Motor/Battery Instrumentation Display
Critical information from the motor controller and avionics must be displayed on some sort of onboard device. Over the past two months, our team has discussed, designed, and implemented a general display layout. Our overall instrument panel will consist of some switches and circuit breakers, two small TFT displays for flight instrumentation, and a larger TFT display (5” 800x480, RA8875 controller, 4-Wire Serial SPI) for motor/battery system information. In the next few weeks we will be working with the CAN bus to receive, interpret, and display necessary motor/battery system information on our chosen layout. Before working on the display, we made the choice to program using the Teensy 4.1 development board because of its high speed, CAN bus support, microSD slot, and interfacing capabilities with Arduino (Teensyduino). We will likely use multiple microcontrollers in our avionics system to work through single point failures.

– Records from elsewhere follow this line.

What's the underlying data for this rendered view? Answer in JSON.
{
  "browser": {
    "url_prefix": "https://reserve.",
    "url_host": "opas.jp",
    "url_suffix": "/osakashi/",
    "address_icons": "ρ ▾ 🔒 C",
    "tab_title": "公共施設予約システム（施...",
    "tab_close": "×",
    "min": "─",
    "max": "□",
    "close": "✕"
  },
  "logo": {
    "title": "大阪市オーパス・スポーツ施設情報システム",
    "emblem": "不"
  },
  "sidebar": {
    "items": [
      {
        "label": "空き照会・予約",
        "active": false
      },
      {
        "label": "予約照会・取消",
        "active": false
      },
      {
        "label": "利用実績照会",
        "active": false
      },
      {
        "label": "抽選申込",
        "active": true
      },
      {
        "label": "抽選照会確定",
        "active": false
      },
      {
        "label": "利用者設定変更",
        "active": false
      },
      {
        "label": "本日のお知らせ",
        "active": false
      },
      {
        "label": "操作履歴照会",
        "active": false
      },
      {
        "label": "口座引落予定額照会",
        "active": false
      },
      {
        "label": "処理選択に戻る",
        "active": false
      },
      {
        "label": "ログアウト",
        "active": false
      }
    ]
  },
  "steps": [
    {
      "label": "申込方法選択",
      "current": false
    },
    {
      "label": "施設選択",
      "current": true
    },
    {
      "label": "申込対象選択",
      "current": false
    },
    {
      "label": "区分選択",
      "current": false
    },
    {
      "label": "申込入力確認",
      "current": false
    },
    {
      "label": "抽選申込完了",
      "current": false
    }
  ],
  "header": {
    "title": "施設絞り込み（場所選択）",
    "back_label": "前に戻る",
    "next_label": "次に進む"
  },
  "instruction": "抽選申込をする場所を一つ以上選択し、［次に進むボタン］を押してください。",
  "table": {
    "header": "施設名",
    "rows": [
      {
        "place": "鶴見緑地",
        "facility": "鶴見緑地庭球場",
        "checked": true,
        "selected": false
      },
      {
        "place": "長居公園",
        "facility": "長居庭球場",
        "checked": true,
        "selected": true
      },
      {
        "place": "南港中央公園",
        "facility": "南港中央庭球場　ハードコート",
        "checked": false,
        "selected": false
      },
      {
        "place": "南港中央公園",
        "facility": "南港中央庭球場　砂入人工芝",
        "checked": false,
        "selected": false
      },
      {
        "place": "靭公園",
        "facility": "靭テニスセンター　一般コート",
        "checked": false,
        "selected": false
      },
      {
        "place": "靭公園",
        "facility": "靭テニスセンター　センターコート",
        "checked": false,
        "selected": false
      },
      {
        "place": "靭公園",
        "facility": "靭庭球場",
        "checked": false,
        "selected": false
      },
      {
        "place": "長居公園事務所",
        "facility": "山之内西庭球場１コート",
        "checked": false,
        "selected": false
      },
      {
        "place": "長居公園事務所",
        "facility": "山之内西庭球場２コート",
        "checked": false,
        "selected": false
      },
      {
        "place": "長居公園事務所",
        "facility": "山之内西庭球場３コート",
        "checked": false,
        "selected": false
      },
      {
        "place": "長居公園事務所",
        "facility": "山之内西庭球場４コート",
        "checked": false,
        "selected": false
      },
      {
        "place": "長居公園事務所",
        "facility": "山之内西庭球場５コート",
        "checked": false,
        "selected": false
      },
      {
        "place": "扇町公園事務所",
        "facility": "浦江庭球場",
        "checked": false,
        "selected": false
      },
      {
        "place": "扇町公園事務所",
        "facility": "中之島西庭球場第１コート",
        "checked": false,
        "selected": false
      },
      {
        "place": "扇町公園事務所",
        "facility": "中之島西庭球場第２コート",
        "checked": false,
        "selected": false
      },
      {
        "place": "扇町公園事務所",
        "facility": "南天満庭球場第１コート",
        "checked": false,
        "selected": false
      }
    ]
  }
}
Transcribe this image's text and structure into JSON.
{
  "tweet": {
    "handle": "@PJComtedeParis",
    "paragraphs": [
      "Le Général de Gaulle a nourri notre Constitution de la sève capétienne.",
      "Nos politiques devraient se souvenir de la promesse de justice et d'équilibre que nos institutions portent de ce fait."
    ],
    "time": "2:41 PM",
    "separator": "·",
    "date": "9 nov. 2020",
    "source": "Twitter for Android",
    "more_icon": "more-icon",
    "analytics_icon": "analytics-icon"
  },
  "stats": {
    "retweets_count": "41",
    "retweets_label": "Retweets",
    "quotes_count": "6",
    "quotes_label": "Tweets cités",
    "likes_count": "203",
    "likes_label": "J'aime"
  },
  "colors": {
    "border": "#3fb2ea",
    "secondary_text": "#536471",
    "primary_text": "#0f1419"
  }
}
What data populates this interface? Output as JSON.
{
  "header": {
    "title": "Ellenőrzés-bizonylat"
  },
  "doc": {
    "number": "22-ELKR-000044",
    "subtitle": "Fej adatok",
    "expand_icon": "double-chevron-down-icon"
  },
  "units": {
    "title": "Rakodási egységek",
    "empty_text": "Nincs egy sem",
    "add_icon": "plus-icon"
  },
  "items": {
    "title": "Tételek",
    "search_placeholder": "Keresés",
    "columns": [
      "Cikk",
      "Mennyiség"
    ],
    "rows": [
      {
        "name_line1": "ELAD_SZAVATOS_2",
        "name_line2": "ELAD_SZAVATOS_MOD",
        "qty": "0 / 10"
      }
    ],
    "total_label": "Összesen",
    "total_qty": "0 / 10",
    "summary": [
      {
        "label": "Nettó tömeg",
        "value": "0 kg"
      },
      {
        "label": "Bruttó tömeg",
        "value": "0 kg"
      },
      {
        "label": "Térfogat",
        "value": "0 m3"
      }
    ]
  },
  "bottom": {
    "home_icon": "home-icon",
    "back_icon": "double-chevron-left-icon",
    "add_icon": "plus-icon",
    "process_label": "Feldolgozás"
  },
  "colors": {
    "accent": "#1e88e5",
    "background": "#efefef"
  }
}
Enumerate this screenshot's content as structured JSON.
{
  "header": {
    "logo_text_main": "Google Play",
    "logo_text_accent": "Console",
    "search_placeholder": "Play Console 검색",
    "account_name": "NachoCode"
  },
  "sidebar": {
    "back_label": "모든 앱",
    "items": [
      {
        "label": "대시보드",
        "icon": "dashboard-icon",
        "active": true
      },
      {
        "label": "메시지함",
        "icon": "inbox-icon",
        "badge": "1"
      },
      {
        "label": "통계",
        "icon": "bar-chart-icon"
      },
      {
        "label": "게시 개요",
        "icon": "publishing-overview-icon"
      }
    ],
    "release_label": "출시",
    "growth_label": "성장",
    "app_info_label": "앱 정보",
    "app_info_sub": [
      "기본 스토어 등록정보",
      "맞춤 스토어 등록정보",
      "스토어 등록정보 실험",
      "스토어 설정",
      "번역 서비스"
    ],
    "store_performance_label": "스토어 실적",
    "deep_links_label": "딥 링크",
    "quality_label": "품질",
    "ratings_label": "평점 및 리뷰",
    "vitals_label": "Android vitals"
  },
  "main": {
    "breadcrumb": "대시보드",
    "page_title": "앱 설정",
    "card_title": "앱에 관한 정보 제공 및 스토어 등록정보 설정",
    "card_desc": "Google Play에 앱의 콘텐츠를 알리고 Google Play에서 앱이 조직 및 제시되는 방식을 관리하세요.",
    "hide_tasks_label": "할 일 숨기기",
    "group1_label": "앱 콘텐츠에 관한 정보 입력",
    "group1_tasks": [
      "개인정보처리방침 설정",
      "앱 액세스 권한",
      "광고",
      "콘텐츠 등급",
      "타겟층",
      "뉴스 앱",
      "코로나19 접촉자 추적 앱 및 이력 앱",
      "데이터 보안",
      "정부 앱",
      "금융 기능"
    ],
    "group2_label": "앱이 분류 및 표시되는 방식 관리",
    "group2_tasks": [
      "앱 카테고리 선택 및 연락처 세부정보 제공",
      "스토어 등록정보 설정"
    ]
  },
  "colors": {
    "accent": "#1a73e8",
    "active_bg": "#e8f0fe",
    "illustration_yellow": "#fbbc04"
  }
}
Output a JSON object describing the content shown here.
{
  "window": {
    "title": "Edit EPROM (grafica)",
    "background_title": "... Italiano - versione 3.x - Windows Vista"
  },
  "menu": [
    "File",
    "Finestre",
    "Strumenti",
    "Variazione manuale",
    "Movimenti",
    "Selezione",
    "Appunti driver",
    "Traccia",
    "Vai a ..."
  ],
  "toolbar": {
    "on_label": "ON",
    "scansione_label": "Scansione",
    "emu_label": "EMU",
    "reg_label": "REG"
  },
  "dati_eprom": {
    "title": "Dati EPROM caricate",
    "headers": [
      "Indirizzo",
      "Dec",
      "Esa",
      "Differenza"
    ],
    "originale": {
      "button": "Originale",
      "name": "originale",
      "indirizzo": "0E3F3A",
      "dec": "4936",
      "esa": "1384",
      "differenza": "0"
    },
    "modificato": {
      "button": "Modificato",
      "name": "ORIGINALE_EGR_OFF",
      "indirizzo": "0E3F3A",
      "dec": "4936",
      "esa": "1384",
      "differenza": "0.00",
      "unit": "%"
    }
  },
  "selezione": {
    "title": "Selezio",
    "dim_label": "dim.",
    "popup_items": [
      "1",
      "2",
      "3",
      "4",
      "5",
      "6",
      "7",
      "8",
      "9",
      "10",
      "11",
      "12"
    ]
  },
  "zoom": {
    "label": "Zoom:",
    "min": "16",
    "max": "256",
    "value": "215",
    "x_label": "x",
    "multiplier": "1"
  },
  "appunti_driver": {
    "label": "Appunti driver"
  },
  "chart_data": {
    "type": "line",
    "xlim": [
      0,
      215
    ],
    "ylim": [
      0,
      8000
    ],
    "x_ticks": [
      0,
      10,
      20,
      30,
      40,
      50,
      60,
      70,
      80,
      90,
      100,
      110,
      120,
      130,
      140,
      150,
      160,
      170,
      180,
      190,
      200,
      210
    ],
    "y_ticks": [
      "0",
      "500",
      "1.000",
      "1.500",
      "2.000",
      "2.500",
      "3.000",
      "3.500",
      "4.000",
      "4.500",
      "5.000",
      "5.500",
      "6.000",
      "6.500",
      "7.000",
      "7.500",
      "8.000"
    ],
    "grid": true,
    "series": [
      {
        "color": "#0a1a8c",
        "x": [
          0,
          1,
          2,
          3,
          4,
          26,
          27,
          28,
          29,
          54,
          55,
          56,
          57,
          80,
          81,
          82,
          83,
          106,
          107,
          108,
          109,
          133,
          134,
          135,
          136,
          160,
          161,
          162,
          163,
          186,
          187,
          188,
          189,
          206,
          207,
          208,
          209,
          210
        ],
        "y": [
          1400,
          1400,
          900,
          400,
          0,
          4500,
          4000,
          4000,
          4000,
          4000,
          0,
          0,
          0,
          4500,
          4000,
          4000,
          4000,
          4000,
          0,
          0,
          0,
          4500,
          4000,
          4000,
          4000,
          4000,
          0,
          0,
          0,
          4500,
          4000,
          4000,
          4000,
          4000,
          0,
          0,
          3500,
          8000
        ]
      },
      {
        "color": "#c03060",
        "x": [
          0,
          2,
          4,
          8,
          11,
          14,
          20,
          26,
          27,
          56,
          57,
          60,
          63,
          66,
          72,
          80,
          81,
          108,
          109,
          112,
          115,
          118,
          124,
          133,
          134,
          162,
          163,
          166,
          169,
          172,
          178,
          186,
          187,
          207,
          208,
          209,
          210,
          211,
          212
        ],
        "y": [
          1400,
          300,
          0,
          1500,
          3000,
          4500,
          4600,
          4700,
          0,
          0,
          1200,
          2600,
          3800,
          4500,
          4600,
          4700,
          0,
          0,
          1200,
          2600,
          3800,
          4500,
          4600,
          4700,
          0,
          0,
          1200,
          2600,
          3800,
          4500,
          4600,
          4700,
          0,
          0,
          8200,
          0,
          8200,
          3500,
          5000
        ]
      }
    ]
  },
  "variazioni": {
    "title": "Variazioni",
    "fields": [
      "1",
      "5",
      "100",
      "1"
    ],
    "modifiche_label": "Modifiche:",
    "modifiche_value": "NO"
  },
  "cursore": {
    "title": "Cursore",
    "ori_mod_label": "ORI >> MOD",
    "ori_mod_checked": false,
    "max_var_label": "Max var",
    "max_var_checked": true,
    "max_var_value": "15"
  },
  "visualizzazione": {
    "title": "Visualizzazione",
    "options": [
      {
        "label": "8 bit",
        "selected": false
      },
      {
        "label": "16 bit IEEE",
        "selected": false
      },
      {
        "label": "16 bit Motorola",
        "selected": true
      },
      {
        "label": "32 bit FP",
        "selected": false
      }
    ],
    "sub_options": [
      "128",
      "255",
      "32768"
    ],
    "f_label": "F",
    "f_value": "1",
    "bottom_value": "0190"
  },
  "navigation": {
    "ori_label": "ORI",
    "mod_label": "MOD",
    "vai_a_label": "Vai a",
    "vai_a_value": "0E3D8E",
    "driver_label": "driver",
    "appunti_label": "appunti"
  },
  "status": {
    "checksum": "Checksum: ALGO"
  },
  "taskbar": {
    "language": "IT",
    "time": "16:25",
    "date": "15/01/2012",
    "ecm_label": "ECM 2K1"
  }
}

The process began, as it always should, with research. We looked at a variety of existing aircraft displays and came up with a list of readings to be displayed with desired prominence/size. Each reading would take the form of a bar, line, dial, or numerical readout, so we began programming functions to represent such elements on small 2.8” TFT displays. Each member of our team came up with a different display layout idea in Adobe Illustrator, and we each initially had two iterations of layouts. After receiving feedback from the rest of the group, we created a final layout drawing and started programming the designed layout that can output test data on a larger display. Adjustments were made along the way, such as segmenting the display with grey lines and increasing dial sizes to improve readability. We learned how to use PlatformIO for code development instead of using the standard Arduino IDE. The PlatformIO IDE will allow us to develop our firmware in a more professional manner.
By far the most challenging obstacle to programming the variable display was reducing flicker, which occurs on a TFT whenever a region rapidly changes from color A to B and back to A. The final code mitigates flicker by blackening readout digits and green segments of the battery only when necessary. Sunlight readability may pose a problem, so a shroud was printed. We have yet to test the display in higher levels of light exposure and may need to adjust color contrast to account for this. We may also change the text to seven-segment font, for aesthetic purposes and some of the battery read outs to be text-only. The video below shows the functioning display with simulated inputs. The next step in the process will be to read the actual data from the motor controller via the CAN bus to drive the display.